It feels like we’ve replaced a system that could never work, the internet, with an even more chaotic system that requires an interlocking payment system, with money out but no money in. It feels like it’s not making it better, it could make it worse.

And finally

It does feel like it’s almost a Ponzi scheme, where they're just going to keep shifting the responsibility for payment, and nothing ever really gets fixed. It’s like Uber. Eventually it feels like it’s going to collapse in on itself.

The full discussion is really insightfull. There are a lot of issues people are ignoring. Real fundamental things like how the making of the content actually gets paid for.

Static site generator archives plugin update

I got the latest archives plugin, which now supports the everything page, fully working in staging yesterday. It was pretty difficult not only because of string headwinds from a very warpathy world, but also because it was technically quite a challenge. The everything page is built from a dataset created by merging multiple datasets. What this means is that it's no longer so trivial to build the correct urls on each page because the data could be in many different locations depending on which item it is.

One cool thing I was able to improve on the original implementation is to use the regular data source primitive, but modify it so that's where the data merging occurs. I had tried this initially but, for whatever reason, I had hit a wall. Perhaps there was another bug blocking at the time, who knows. In any case I ended up implementing the data merge in another part of the render process. It worked but was a bit clunky. I guess some of the housekeeping and refactoring from the past few weeks must have cleared the path, because when I tried to create a merged data source it all worked wonderfully.
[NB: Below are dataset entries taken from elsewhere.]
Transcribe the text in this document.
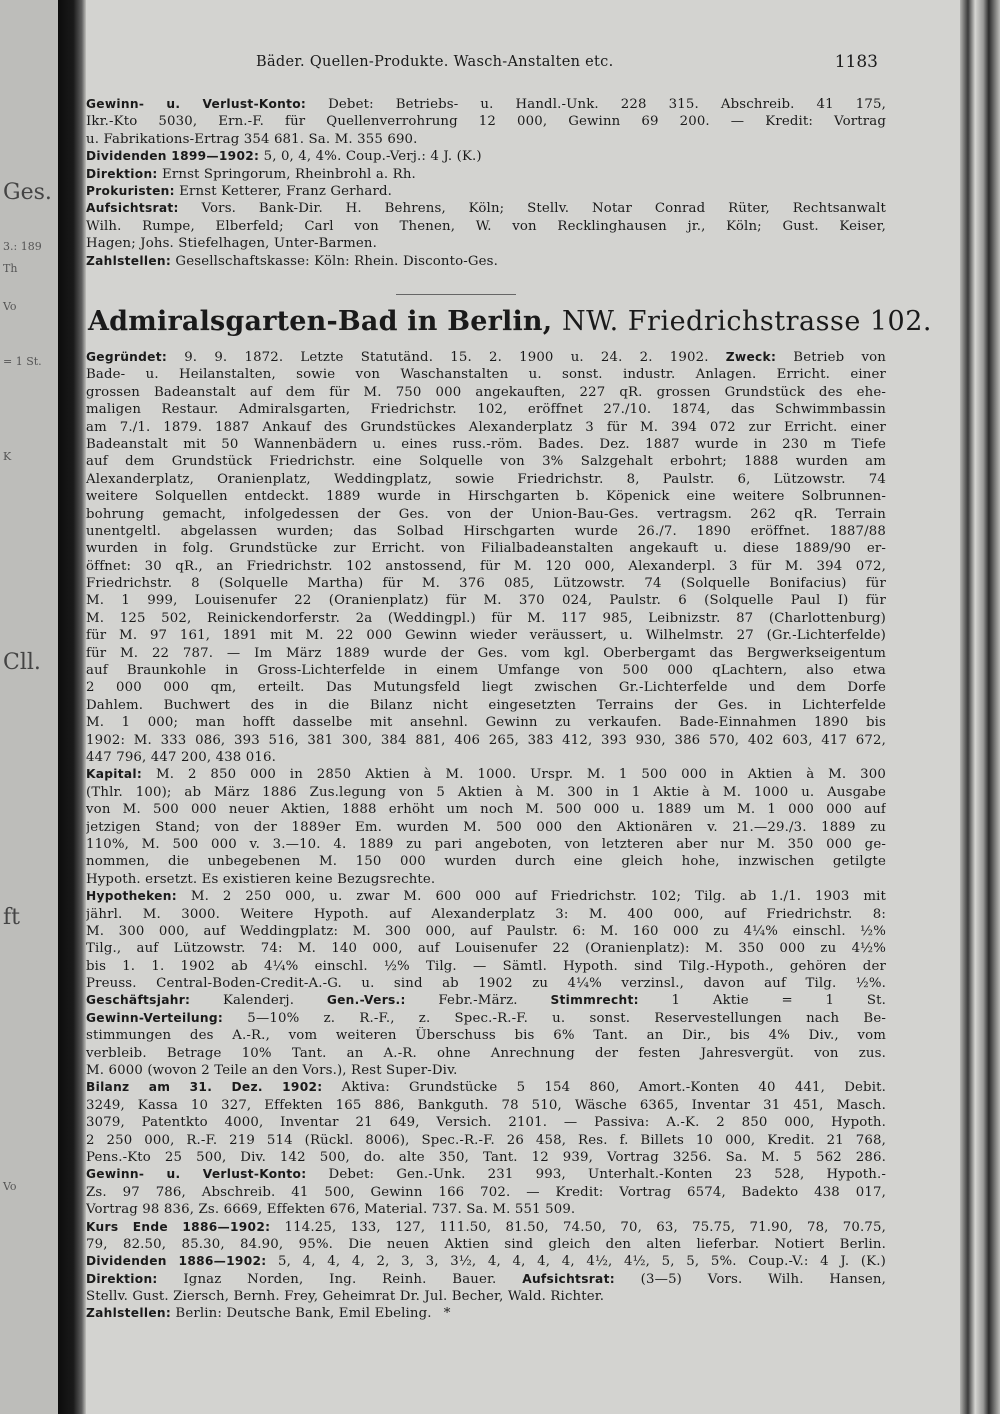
Ges.
3.: 189
Th
Vo
= 1 St.
K
Cll.
ft
Vo
Bäder. Quellen-Produkte. Wasch-Anstalten etc.	1183
Gewinn- u. Verlust-Konto: Debet: Betriebs- u. Handl.-Unk. 228 315. Abschreib. 41 175,
Ikr.-Kto 5030, Ern.-F. für Quellenverrohrung 12 000, Gewinn 69 200. — Kredit: Vortrag
u. Fabrikations-Ertrag 354 681. Sa. M. 355 690.
Dividenden 1899—1902: 5, 0, 4, 4%. Coup.-Verj.: 4 J. (K.)
Direktion: Ernst Springorum, Rheinbrohl a. Rh.
Prokuristen: Ernst Ketterer, Franz Gerhard.
Aufsichtsrat: Vors. Bank-Dir. H. Behrens, Köln; Stellv. Notar Conrad Rüter, Rechtsanwalt
Wilh. Rumpe, Elberfeld; Carl von Thenen, W. von Recklinghausen jr., Köln; Gust. Keiser,
Hagen; Johs. Stiefelhagen, Unter-Barmen.
Zahlstellen: Gesellschaftskasse: Köln: Rhein. Disconto-Ges.
Admiralsgarten-Bad in Berlin, NW. Friedrichstrasse 102.
Gegründet: 9. 9. 1872. Letzte Statutänd. 15. 2. 1900 u. 24. 2. 1902. Zweck: Betrieb von
Bade- u. Heilanstalten, sowie von Waschanstalten u. sonst. industr. Anlagen. Erricht. einer
grossen Badeanstalt auf dem für M. 750 000 angekauften, 227 qR. grossen Grundstück des ehe-
maligen Restaur. Admiralsgarten, Friedrichstr. 102, eröffnet 27./10. 1874, das Schwimmbassin
am 7./1. 1879. 1887 Ankauf des Grundstückes Alexanderplatz 3 für M. 394 072 zur Erricht. einer
Badeanstalt mit 50 Wannenbädern u. eines russ.-röm. Bades. Dez. 1887 wurde in 230 m Tiefe
auf dem Grundstück Friedrichstr. eine Solquelle von 3% Salzgehalt erbohrt; 1888 wurden am
Alexanderplatz, Oranienplatz, Weddingplatz, sowie Friedrichstr. 8, Paulstr. 6, Lützowstr. 74
weitere Solquellen entdeckt. 1889 wurde in Hirschgarten b. Köpenick eine weitere Solbrunnen-
bohrung gemacht, infolgedessen der Ges. von der Union-Bau-Ges. vertragsm. 262 qR. Terrain
unentgeltl. abgelassen wurden; das Solbad Hirschgarten wurde 26./7. 1890 eröffnet. 1887/88
wurden in folg. Grundstücke zur Erricht. von Filialbadeanstalten angekauft u. diese 1889/90 er-
öffnet: 30 qR., an Friedrichstr. 102 anstossend, für M. 120 000, Alexanderpl. 3 für M. 394 072,
Friedrichstr. 8 (Solquelle Martha) für M. 376 085, Lützowstr. 74 (Solquelle Bonifacius) für
M. 1 999, Louisenufer 22 (Oranienplatz) für M. 370 024, Paulstr. 6 (Solquelle Paul I) für
M. 125 502, Reinickendorferstr. 2a (Weddingpl.) für M. 117 985, Leibnizstr. 87 (Charlottenburg)
für M. 97 161, 1891 mit M. 22 000 Gewinn wieder veräussert, u. Wilhelmstr. 27 (Gr.-Lichterfelde)
für M. 22 787. — Im März 1889 wurde der Ges. vom kgl. Oberbergamt das Bergwerkseigentum
auf Braunkohle in Gross-Lichterfelde in einem Umfange von 500 000 qLachtern, also etwa
2 000 000 qm, erteilt. Das Mutungsfeld liegt zwischen Gr.-Lichterfelde und dem Dorfe
Dahlem. Buchwert des in die Bilanz nicht eingesetzten Terrains der Ges. in Lichterfelde
M. 1 000; man hofft dasselbe mit ansehnl. Gewinn zu verkaufen. Bade-Einnahmen 1890 bis
1902: M. 333 086, 393 516, 381 300, 384 881, 406 265, 383 412, 393 930, 386 570, 402 603, 417 672,
447 796, 447 200, 438 016.
Kapital: M. 2 850 000 in 2850 Aktien à M. 1000. Urspr. M. 1 500 000 in Aktien à M. 300
(Thlr. 100); ab März 1886 Zus.legung von 5 Aktien à M. 300 in 1 Aktie à M. 1000 u. Ausgabe
von M. 500 000 neuer Aktien, 1888 erhöht um noch M. 500 000 u. 1889 um M. 1 000 000 auf
jetzigen Stand; von der 1889er Em. wurden M. 500 000 den Aktionären v. 21.—29./3. 1889 zu
110%, M. 500 000 v. 3.—10. 4. 1889 zu pari angeboten, von letzteren aber nur M. 350 000 ge-
nommen, die unbegebenen M. 150 000 wurden durch eine gleich hohe, inzwischen getilgte
Hypoth. ersetzt. Es existieren keine Bezugsrechte.
Hypotheken: M. 2 250 000, u. zwar M. 600 000 auf Friedrichstr. 102; Tilg. ab 1./1. 1903 mit
jährl. M. 3000. Weitere Hypoth. auf Alexanderplatz 3: M. 400 000, auf Friedrichstr. 8:
M. 300 000, auf Weddingplatz: M. 300 000, auf Paulstr. 6: M. 160 000 zu 4¼% einschl. ½%
Tilg., auf Lützowstr. 74: M. 140 000, auf Louisenufer 22 (Oranienplatz): M. 350 000 zu 4½%
bis 1. 1. 1902 ab 4¼% einschl. ½% Tilg. — Sämtl. Hypoth. sind Tilg.-Hypoth., gehören der
Preuss. Central-Boden-Credit-A.-G. u. sind ab 1902 zu 4¼% verzinsl., davon auf Tilg. ½%.
Geschäftsjahr: Kalenderj. Gen.-Vers.: Febr.-März. Stimmrecht: 1 Aktie = 1 St.
Gewinn-Verteilung: 5—10% z. R.-F., z. Spec.-R.-F. u. sonst. Reservestellungen nach Be-
stimmungen des A.-R., vom weiteren Überschuss bis 6% Tant. an Dir., bis 4% Div., vom
verbleib. Betrage 10% Tant. an A.-R. ohne Anrechnung der festen Jahresvergüt. von zus.
M. 6000 (wovon 2 Teile an den Vors.), Rest Super-Div.
Bilanz am 31. Dez. 1902: Aktiva: Grundstücke 5 154 860, Amort.-Konten 40 441, Debit.
3249, Kassa 10 327, Effekten 165 886, Bankguth. 78 510, Wäsche 6365, Inventar 31 451, Masch.
3079, Patentkto 4000, Inventar 21 649, Versich. 2101. — Passiva: A.-K. 2 850 000, Hypoth.
2 250 000, R.-F. 219 514 (Rückl. 8006), Spec.-R.-F. 26 458, Res. f. Billets 10 000, Kredit. 21 768,
Pens.-Kto 25 500, Div. 142 500, do. alte 350, Tant. 12 939, Vortrag 3256. Sa. M. 5 562 286.
Gewinn- u. Verlust-Konto: Debet: Gen.-Unk. 231 993, Unterhalt.-Konten 23 528, Hypoth.-
Zs. 97 786, Abschreib. 41 500, Gewinn 166 702. — Kredit: Vortrag 6574, Badekto 438 017,
Vortrag 98 836, Zs. 6669, Effekten 676, Material. 737. Sa. M. 551 509.
Kurs Ende 1886—1902: 114.25, 133, 127, 111.50, 81.50, 74.50, 70, 63, 75.75, 71.90, 78, 70.75,
79, 82.50, 85.30, 84.90, 95%. Die neuen Aktien sind gleich den alten lieferbar. Notiert Berlin.
Dividenden 1886—1902: 5, 4, 4, 4, 2, 3, 3, 3½, 4, 4, 4, 4, 4½, 4½, 5, 5, 5%. Coup.-V.: 4 J. (K.)
Direktion: Ignaz Norden, Ing. Reinh. Bauer. Aufsichtsrat: (3—5) Vors. Wilh. Hansen,
Stellv. Gust. Ziersch, Bernh. Frey, Geheimrat Dr. Jul. Becher, Wald. Richter.
Zahlstellen: Berlin: Deutsche Bank, Emil Ebeling. *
It's nice when that happens. It's a sort of validation that the system's primitives, the basic building blocks that you combine together, are the right shape. It makes things much more clear to understand, rather than have these special cases that get around the fact that the primitives don't provide the needed functionality.

There was still quite a bit of tedious work after that, both removing the special casing, and updating the code to use the merged data. Of course I ran into build minute issues again and, though I was able to really improve the module caching logic, in the end it wasn't enough, and yesterday evening I basically ran out of build minutes again. I think I've still got a few to publish the odd post on the website, but basically actually merging and deploying the new archives plugin will now have to wait until next month when my build minutes reset.

It's so frustrating, you pull out all the stops, physically put your body through lots of pain, battle through tsunami after tsunami from a world constantly on the warpath, only to find you haven't quite got enough resources. And it's made worse by bizare bugs in Github Actions that cause jobs to occasionally get stuck when you aren't looking, wasting precious build minutes.

Anyway, roll on July, looks like it will be a 4th of July release for the completed everything page including archive pages.